OK - this relates to last week’s definitive ‘fuel consumption at idle’ test. Kilos per hour would be more useful to us, I guess, out here in Planet Beer Garden. But that MAF sensor data is produced for engineers working on engines. And mg/str (of air) is tremendously useful to know - because that’s how you program an injector. You tell it how many milligrams per stroke is required for a range of different engine operating conditions, like engine speed and throttle position.

If the ECU reported kilos per hour, they’d need to convert it back to mg/str to do their mad fuel map-tweaking voodoo.

"Look where you want to go". Wow, that's channeling some serious Keith Code advice, and probably something that almost everyone overlooks as they become "target fixated" on what they don't want to hit (but almost always do). - Marlboro-man Matt

Target fixation is a serious problem in a driving emergency. Because if you look at the problem: the kid in the middle of the road, the kangaroo in the middle of the road, the grille of the semi-trailer that has strayed onto your side of the road, that tree you’re drifting towards at the side of the road… you’re probably gunna hit.

And that’s like asking to spend the rest of your life in that living hell we discussed earlier … if there’s an afterwards.

Target fixation is why people who see potholes still hit them: Because they’re looking at them. Gotta look for the gap. Easy to say; hard to do. Especially in an emergency, where perception is a knife fight in a phone box. (This is why people who have played contact sports as a kid generally do better at this - they already have this app installed ‘upstairs.’)

On driving emergencies, especially, but also at all other times, you have to train yourself to look for the solution and not at the problem.

“I recently bought a Nissan Navara NP300. The chassis is bent. I called and spoke to Nissan. They basically said they will probably deny the claim, as i've got it raised 40mm. I put a claim through insurance because i'll get no movement from Nissan, according to the team here. I believe this vehicle is not suitable off the bitumen and I'm concerned I'll be left with a lemon.

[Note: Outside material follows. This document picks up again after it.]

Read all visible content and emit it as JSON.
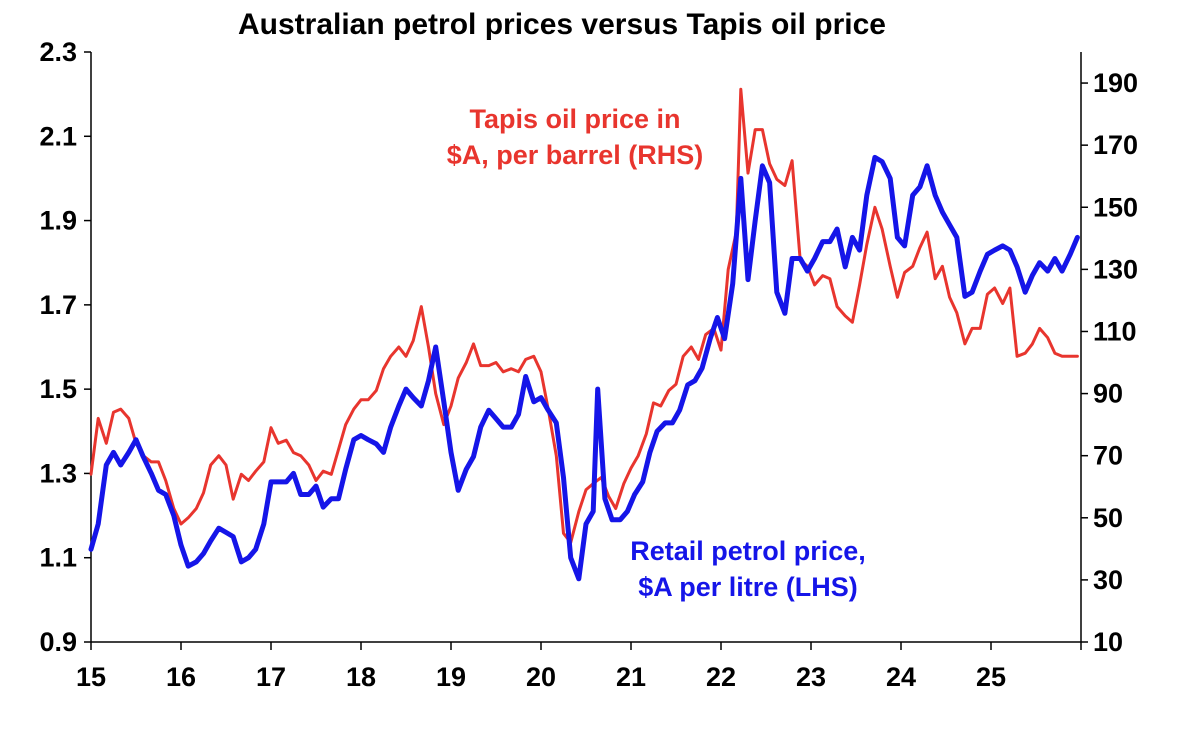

AAMI have employed an engineer to investigate, but feel ill be left with a broken car that Nissan won't take back. Can you provide any assistance or guide me to get this sorted??” - Chris

I’m tipping the chassis didn’t just randomly wake up bent, perhaps last Tuesday morning. Some event probably occurred that bent it, because that’s how this works. It would have been nice to know what - and it worries me that this critical fact has been left out of the narrative here.

In any case, modifying the car in some significant way does open the door to the carmaker denying a warranty claim, and then if you disagree with their assessment you need to fight, using lawyers and consultant experts, and that’s expensive.

If the insurance company is processing a claim, what’s the point fighting?